El déficit acumulado supera los 5.600 millones, según reconoció el ministro Puente al presentar su plan de 5.000 km y 1.629 millones para 2027–2029. Pero ese monto se reparte entre toda España. En la Comunitat, la dotación se concentra en Alicante (67,5 M€) y Castellón (16,2 M€), con actuaciones en la A-31, A-33, A-7, A77, A77A, N-344 y N-330.
¿Qué impacto tiene el subfinanciamiento en la economía regional?
El mal estado de las carreteras eleva los costes operativos del transporte por carretera. Cada vehículo sufre un desgaste prematuro en suspensión, neumáticos y chasis. Las empresas de logística calculan un incremento del 12–18 % en gastos de mantenimiento anual. Además, se ralentiza la cadena de suministro: un retraso medio de 9 minutos por cada 100 km en vías secundarias afecta a la competitividad de los polos industriales de Villarreal, Alcoy y Paterna.
La CEV ya ha anunciado que llevará el caso a Bruselas, argumentando que el retraso en infraestructuras clave —como el túnel pasante de Valencia— viola el principio de cohesión territorial de la UE.
¿Qué dice el marco legal sobre la inversión mínima en conservación?
El Real Decreto Legislativo 3/2011, que aprueba el Texto Refundido de la Ley de Carreteras, establece que la conservación debe garantizar la seguridad funcional y la durabilidad de la red. Sin embargo, carece de umbrales mínimos obligatorios de inversión anual. La Ley de Presupuestos Generales del Estado tampoco fija porcentajes mínimos para mantenimiento, dejando margen a decisiones políticas anuales.
En la práctica, esto permite que las partidas se reduzcan en años de ajuste fiscal. Entre 2019 y 2023, la inversión real en conservación cayó un 22,3 % en términos reales, según datos del Ministerio de Transportes.
¿Qué soluciones técnicas se aplican con los fondos disponibles?

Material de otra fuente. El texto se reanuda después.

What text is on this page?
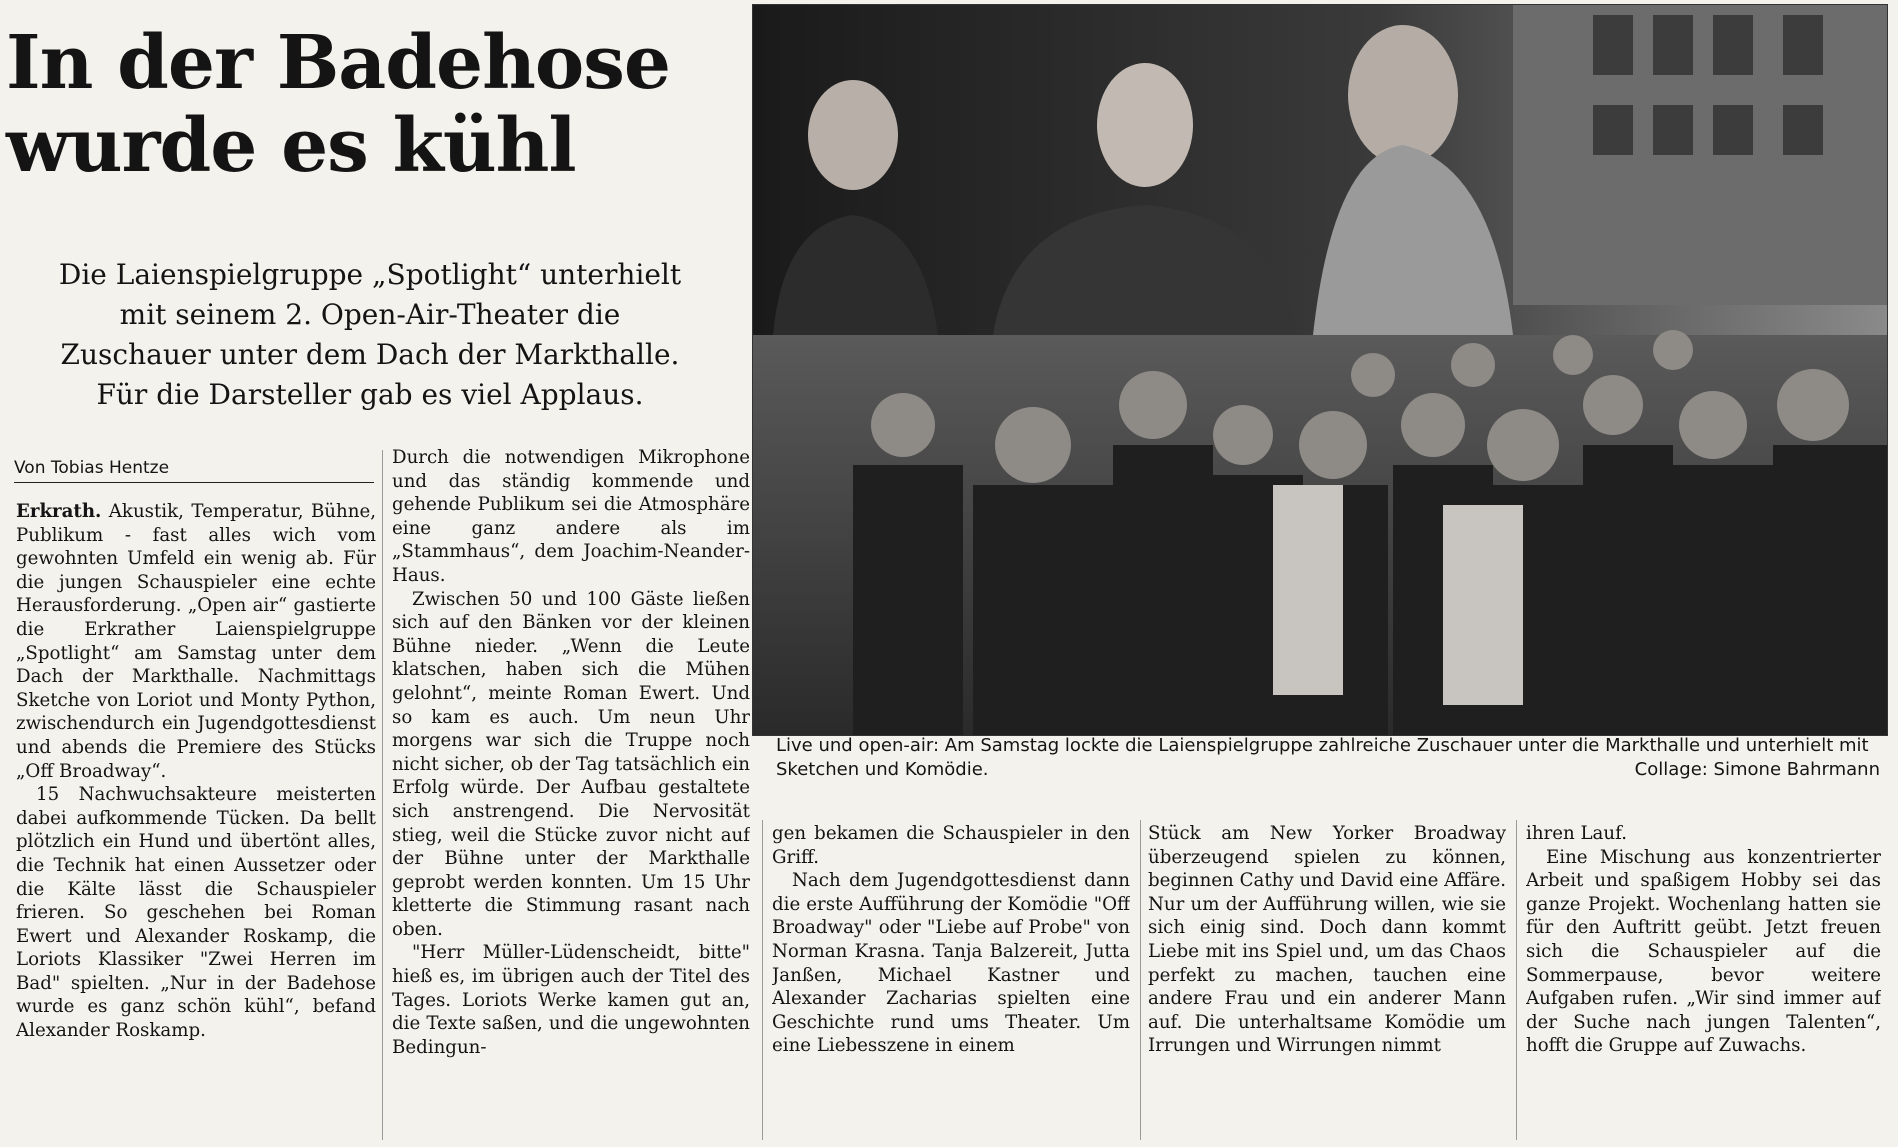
In der Badehose
wurde es kühl
Die Laienspielgruppe „Spotlight“ unterhielt
mit seinem 2. Open-Air-Theater die
Zuschauer unter dem Dach der Markthalle.
Für die Darsteller gab es viel Applaus.
Von Tobias Hentze

Erkrath. Akustik, Temperatur, Bühne, Publikum - fast alles wich vom gewohnten Umfeld ein wenig ab. Für die jungen Schauspieler eine echte Herausforderung. „Open air“ gastierte die Erkrather Laienspielgruppe „Spotlight“ am Samstag unter dem Dach der Markthalle. Nachmittags Sketche von Loriot und Monty Python, zwischendurch ein Jugendgottesdienst und abends die Premiere des Stücks „Off Broadway“.

15 Nachwuchsakteure meisterten dabei aufkommende Tücken. Da bellt plötzlich ein Hund und übertönt alles, die Technik hat einen Aussetzer oder die Kälte lässt die Schauspieler frieren. So geschehen bei Roman Ewert und Alexander Roskamp, die Loriots Klassiker "Zwei Herren im Bad" spielten. „Nur in der Badehose wurde es ganz schön kühl“, befand Alexander Roskamp.

Durch die notwendigen Mikrophone und das ständig kommende und gehende Publikum sei die Atmosphäre eine ganz andere als im „Stammhaus“, dem Joachim-Neander-Haus.

Zwischen 50 und 100 Gäste ließen sich auf den Bänken vor der kleinen Bühne nieder. „Wenn die Leute klatschen, haben sich die Mühen gelohnt“, meinte Roman Ewert. Und so kam es auch. Um neun Uhr morgens war sich die Truppe noch nicht sicher, ob der Tag tatsächlich ein Erfolg würde. Der Aufbau gestaltete sich anstrengend. Die Nervosität stieg, weil die Stücke zuvor nicht auf der Bühne unter der Markthalle geprobt werden konnten. Um 15 Uhr kletterte die Stimmung rasant nach oben.

"Herr Müller-Lüdenscheidt, bitte" hieß es, im übrigen auch der Titel des Tages. Loriots Werke kamen gut an, die Texte saßen, und die ungewohnten Bedingun-

Live und open-air: Am Samstag lockte die Laienspielgruppe zahlreiche Zuschauer unter die Markthalle und unterhielt mit Sketchen und Komödie.	Collage: Simone Bahrmann

gen bekamen die Schauspieler in den Griff.

Nach dem Jugendgottesdienst dann die erste Aufführung der Komödie "Off Broadway" oder "Liebe auf Probe" von Norman Krasna. Tanja Balzereit, Jutta Janßen, Michael Kastner und Alexander Zacharias spielten eine Geschichte rund ums Theater. Um eine Liebesszene in einem

Stück am New Yorker Broadway überzeugend spielen zu können, beginnen Cathy und David eine Affäre. Nur um der Aufführung willen, wie sie sich einig sind. Doch dann kommt Liebe mit ins Spiel und, um das Chaos perfekt zu machen, tauchen eine andere Frau und ein anderer Mann auf. Die unterhaltsame Komödie um Irrungen und Wirrungen nimmt

ihren Lauf.

Eine Mischung aus konzentrierter Arbeit und spaßigem Hobby sei das ganze Projekt. Wochenlang hatten sie für den Auftritt geübt. Jetzt freuen sich die Schauspieler auf die Sommerpause, bevor weitere Aufgaben rufen. „Wir sind immer auf der Suche nach jungen Talenten“, hofft die Gruppe auf Zuwachs.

Las actuaciones en la Comunitat priorizan el refuerzo de firmes, repintado de marcas viales, reposición de bordillos y mejora de drenaje. No se incluyen obras estructurales como reconstrucción de calzadas o túneles. El 78 % de los fondos se destina a conservación ordinaria, mientras que solo el 22 % corresponde a conservación periódica —la que previene el deterioro acelerado.

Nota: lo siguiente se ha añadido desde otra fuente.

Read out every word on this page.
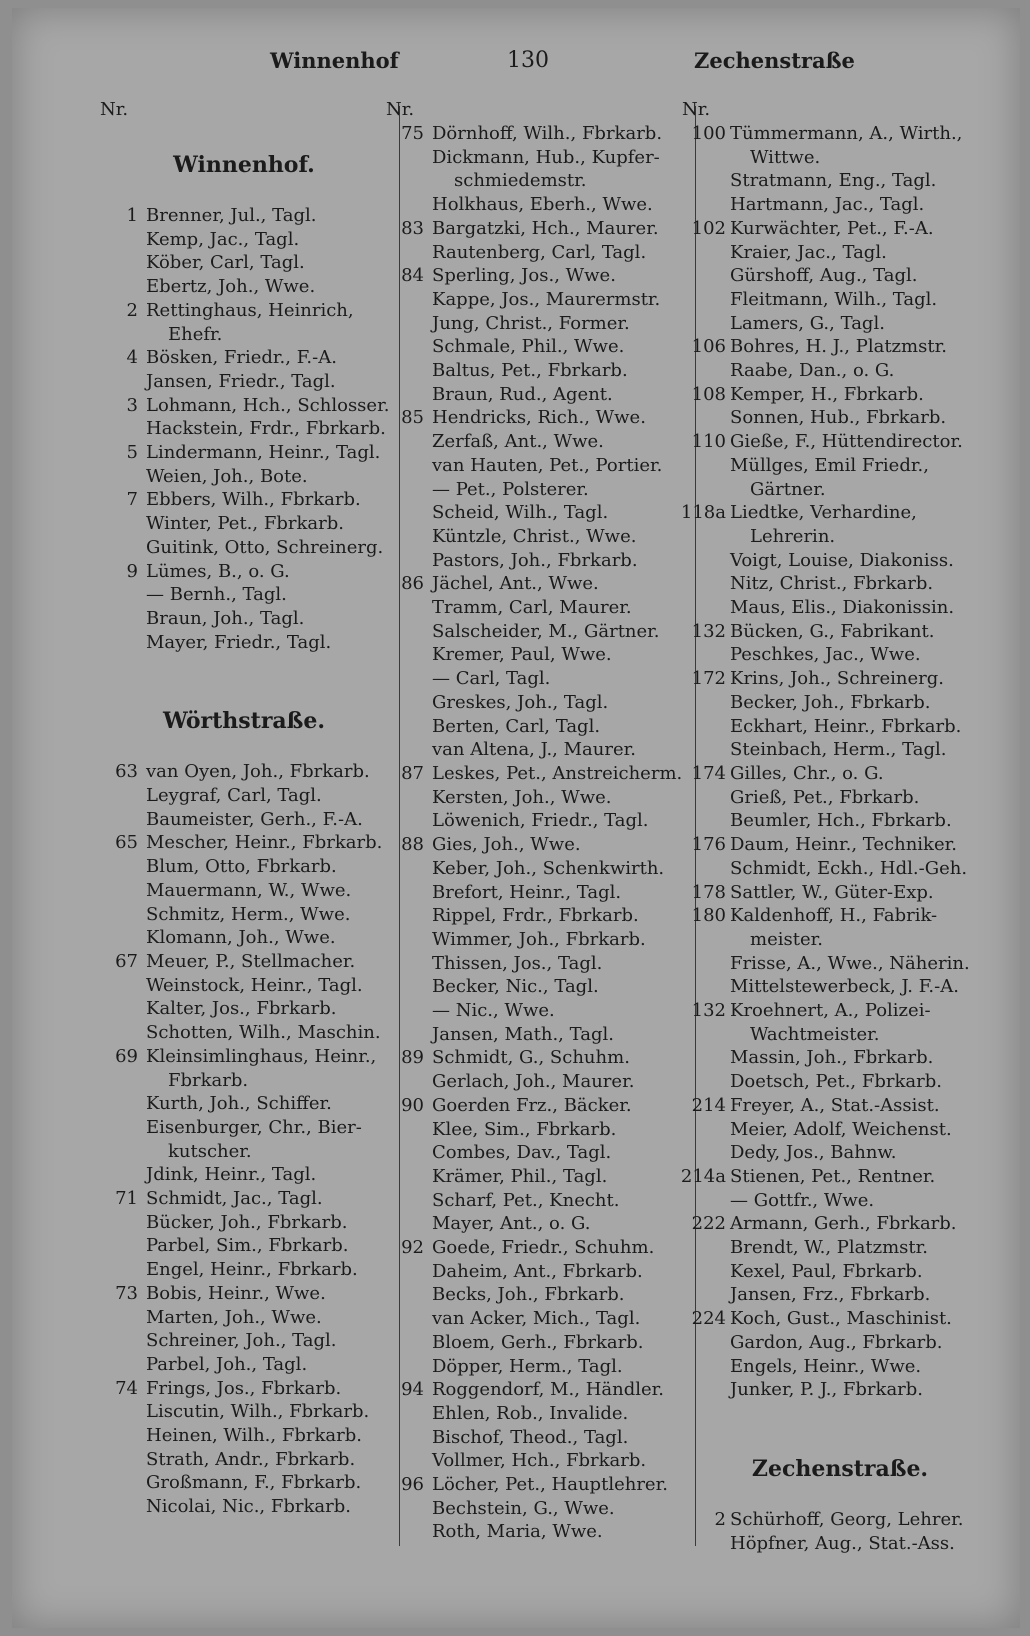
Winnenhof	130	Zechenstraße
Nr.
Winnenhof.
1 Brenner, Jul., Tagl.
Kemp, Jac., Tagl.
Köber, Carl, Tagl.
Ebertz, Joh., Wwe.
2 Rettinghaus, Heinrich,
Ehefr.
4 Bösken, Friedr., F.-A.
Jansen, Friedr., Tagl.
3 Lohmann, Hch., Schlosser.
Hackstein, Frdr., Fbrkarb.
5 Lindermann, Heinr., Tagl.
Weien, Joh., Bote.
7 Ebbers, Wilh., Fbrkarb.
Winter, Pet., Fbrkarb.
Guitink, Otto, Schreinerg.
9 Lümes, B., o. G.
— Bernh., Tagl.
Braun, Joh., Tagl.
Mayer, Friedr., Tagl.
Wörthstraße.
63 van Oyen, Joh., Fbrkarb.
Leygraf, Carl, Tagl.
Baumeister, Gerh., F.-A.
65 Mescher, Heinr., Fbrkarb.
Blum, Otto, Fbrkarb.
Mauermann, W., Wwe.
Schmitz, Herm., Wwe.
Klomann, Joh., Wwe.
67 Meuer, P., Stellmacher.
Weinstock, Heinr., Tagl.
Kalter, Jos., Fbrkarb.
Schotten, Wilh., Maschin.
69 Kleinsimlinghaus, Heinr.,
Fbrkarb.
Kurth, Joh., Schiffer.
Eisenburger, Chr., Bier-
kutscher.
Jdink, Heinr., Tagl.
71 Schmidt, Jac., Tagl.
Bücker, Joh., Fbrkarb.
Parbel, Sim., Fbrkarb.
Engel, Heinr., Fbrkarb.
73 Bobis, Heinr., Wwe.
Marten, Joh., Wwe.
Schreiner, Joh., Tagl.
Parbel, Joh., Tagl.
74 Frings, Jos., Fbrkarb.
Liscutin, Wilh., Fbrkarb.
Heinen, Wilh., Fbrkarb.
Strath, Andr., Fbrkarb.
Großmann, F., Fbrkarb.
Nicolai, Nic., Fbrkarb.
Nr.
75 Dörnhoff, Wilh., Fbrkarb.
Dickmann, Hub., Kupfer-
schmiedemstr.
Holkhaus, Eberh., Wwe.
83 Bargatzki, Hch., Maurer.
Rautenberg, Carl, Tagl.
84 Sperling, Jos., Wwe.
Kappe, Jos., Maurermstr.
Jung, Christ., Former.
Schmale, Phil., Wwe.
Baltus, Pet., Fbrkarb.
Braun, Rud., Agent.
85 Hendricks, Rich., Wwe.
Zerfaß, Ant., Wwe.
van Hauten, Pet., Portier.
— Pet., Polsterer.
Scheid, Wilh., Tagl.
Küntzle, Christ., Wwe.
Pastors, Joh., Fbrkarb.
86 Jächel, Ant., Wwe.
Tramm, Carl, Maurer.
Salscheider, M., Gärtner.
Kremer, Paul, Wwe.
— Carl, Tagl.
Greskes, Joh., Tagl.
Berten, Carl, Tagl.
van Altena, J., Maurer.
87 Leskes, Pet., Anstreicherm.
Kersten, Joh., Wwe.
Löwenich, Friedr., Tagl.
88 Gies, Joh., Wwe.
Keber, Joh., Schenkwirth.
Brefort, Heinr., Tagl.
Rippel, Frdr., Fbrkarb.
Wimmer, Joh., Fbrkarb.
Thissen, Jos., Tagl.
Becker, Nic., Tagl.
— Nic., Wwe.
Jansen, Math., Tagl.
89 Schmidt, G., Schuhm.
Gerlach, Joh., Maurer.
90 Goerden Frz., Bäcker.
Klee, Sim., Fbrkarb.
Combes, Dav., Tagl.
Krämer, Phil., Tagl.
Scharf, Pet., Knecht.
Mayer, Ant., o. G.
92 Goede, Friedr., Schuhm.
Daheim, Ant., Fbrkarb.
Becks, Joh., Fbrkarb.
van Acker, Mich., Tagl.
Bloem, Gerh., Fbrkarb.
Döpper, Herm., Tagl.
94 Roggendorf, M., Händler.
Ehlen, Rob., Invalide.
Bischof, Theod., Tagl.
Vollmer, Hch., Fbrkarb.
96 Löcher, Pet., Hauptlehrer.
Bechstein, G., Wwe.
Roth, Maria, Wwe.
Nr.
100 Tümmermann, A., Wirth.,
Wittwe.
Stratmann, Eng., Tagl.
Hartmann, Jac., Tagl.
102 Kurwächter, Pet., F.-A.
Kraier, Jac., Tagl.
Gürshoff, Aug., Tagl.
Fleitmann, Wilh., Tagl.
Lamers, G., Tagl.
106 Bohres, H. J., Platzmstr.
Raabe, Dan., o. G.
108 Kemper, H., Fbrkarb.
Sonnen, Hub., Fbrkarb.
110 Gieße, F., Hüttendirector.
Müllges, Emil Friedr.,
Gärtner.
118a Liedtke, Verhardine,
Lehrerin.
Voigt, Louise, Diakoniss.
Nitz, Christ., Fbrkarb.
Maus, Elis., Diakonissin.
132 Bücken, G., Fabrikant.
Peschkes, Jac., Wwe.
172 Krins, Joh., Schreinerg.
Becker, Joh., Fbrkarb.
Eckhart, Heinr., Fbrkarb.
Steinbach, Herm., Tagl.
174 Gilles, Chr., o. G.
Grieß, Pet., Fbrkarb.
Beumler, Hch., Fbrkarb.
176 Daum, Heinr., Techniker.
Schmidt, Eckh., Hdl.-Geh.
178 Sattler, W., Güter-Exp.
180 Kaldenhoff, H., Fabrik-
meister.
Frisse, A., Wwe., Näherin.
Mittelstewerbeck, J. F.-A.
132 Kroehnert, A., Polizei-
Wachtmeister.
Massin, Joh., Fbrkarb.
Doetsch, Pet., Fbrkarb.
214 Freyer, A., Stat.-Assist.
Meier, Adolf, Weichenst.
Dedy, Jos., Bahnw.
214a Stienen, Pet., Rentner.
— Gottfr., Wwe.
222 Armann, Gerh., Fbrkarb.
Brendt, W., Platzmstr.
Kexel, Paul, Fbrkarb.
Jansen, Frz., Fbrkarb.
224 Koch, Gust., Maschinist.
Gardon, Aug., Fbrkarb.
Engels, Heinr., Wwe.
Junker, P. J., Fbrkarb.
Zechenstraße.
2 Schürhoff, Georg, Lehrer.
Höpfner, Aug., Stat.-Ass.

Esto refleja una lógica de parcheo, no de planificación estratégica. El Plan Estratégico de Infraestructuras y Transporte (PEIT 2030) reconoce que el 34 % de la red estatal en la Comunitat supera su vida útil técnica.
Datos Clave
- La Comunitat Valenciana es la quinta comunidad en asignación de fondos para carreteras, con 83,78 M€.

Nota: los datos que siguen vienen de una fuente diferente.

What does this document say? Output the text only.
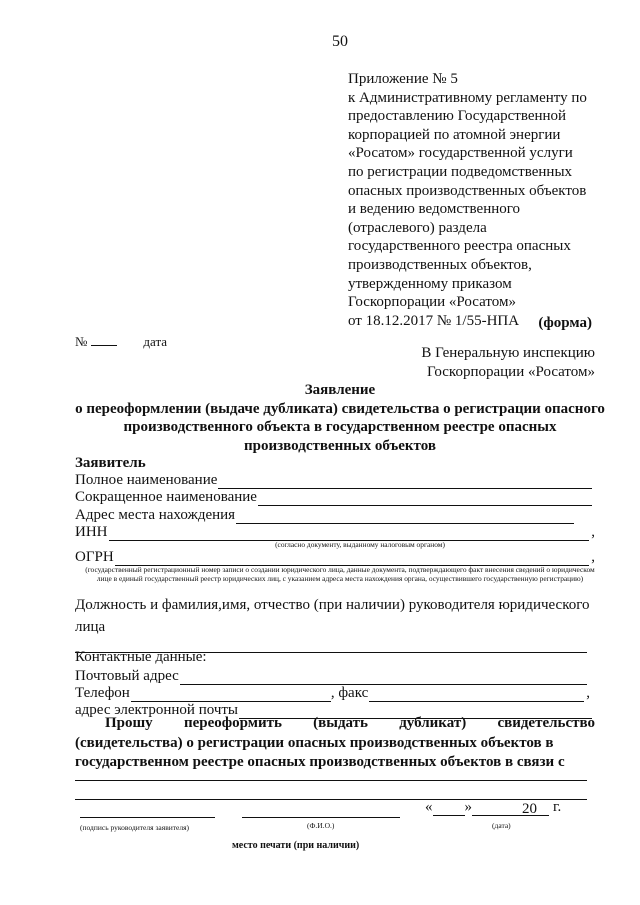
50
Приложение № 5
к Административному регламенту по
предоставлению Государственной
корпорацией по атомной энергии
«Росатом» государственной услуги
по регистрации подведомственных
опасных производственных объектов
и ведению ведомственного
(отраслевого) раздела
государственного реестра опасных
производственных объектов,
утвержденному приказом
Госкорпорации «Росатом»
от 18.12.2017 № 1/55-НПА	(форма)
№	дата
В Генеральную инспекцию
Госкорпорации «Росатом»
Заявление
о переоформлении (выдаче дубликата) свидетельства о регистрации опасного производственного объекта в государственном реестре опасных производственных объектов
Заявитель
Полное наименование
Сокращенное наименование
Адрес места нахождения
ИНН	,
(согласно документу, выданному налоговым органом)
ОГРН	,
(государственный регистрационный номер записи о создании юридического лица, данные документа, подтверждающего факт внесения сведений о юридическом лице в единый государственный реестр юридических лиц, с указанием адреса места нахождения органа, осуществившего государственную регистрацию)
Должность и фамилия,имя, отчество (при наличии) руководителя юридического лица
Контактные данные:
Почтовый адрес
Телефон	, факс	,
адрес электронной почты
Прошу переоформить (выдать дубликат) свидетельство
(свидетельства) о регистрации опасных производственных объектов в
государственном реестре опасных производственных объектов в связи с
« »	20 г.
(подпись руководителя заявителя)	(Ф.И.О.)	(дата)
место печати (при наличии)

- Se actuará en 354 km de carreteras estatales, incluyendo 160 km de autovía.
- El déficit acumulado de conservación en España supera los 5.600 millones de euros.
- El sector transporte exige 200 millones solo para la Comunitat, el doble de lo asignado.
- El Real Decreto Legislativo 3/2011 no establece mínimos obligatorios de inversión anual en conservación.
- El PEIT 2030 señala que el 34 % de la red estatal en la región supera su vida útil técnica.
El desfase entre necesidad técnica y dotación presupuestaria no es solo un problema de infraestructura. Es un riesgo para la seguridad vial, la productividad logística y la cohesión territorial. Sin actualización normativa que vincule inversión mínima a indicadores objetivos —como el Índice de Estado del Firme (IEF)—, los planes de Puente seguirán siendo correctivos, no preventivos.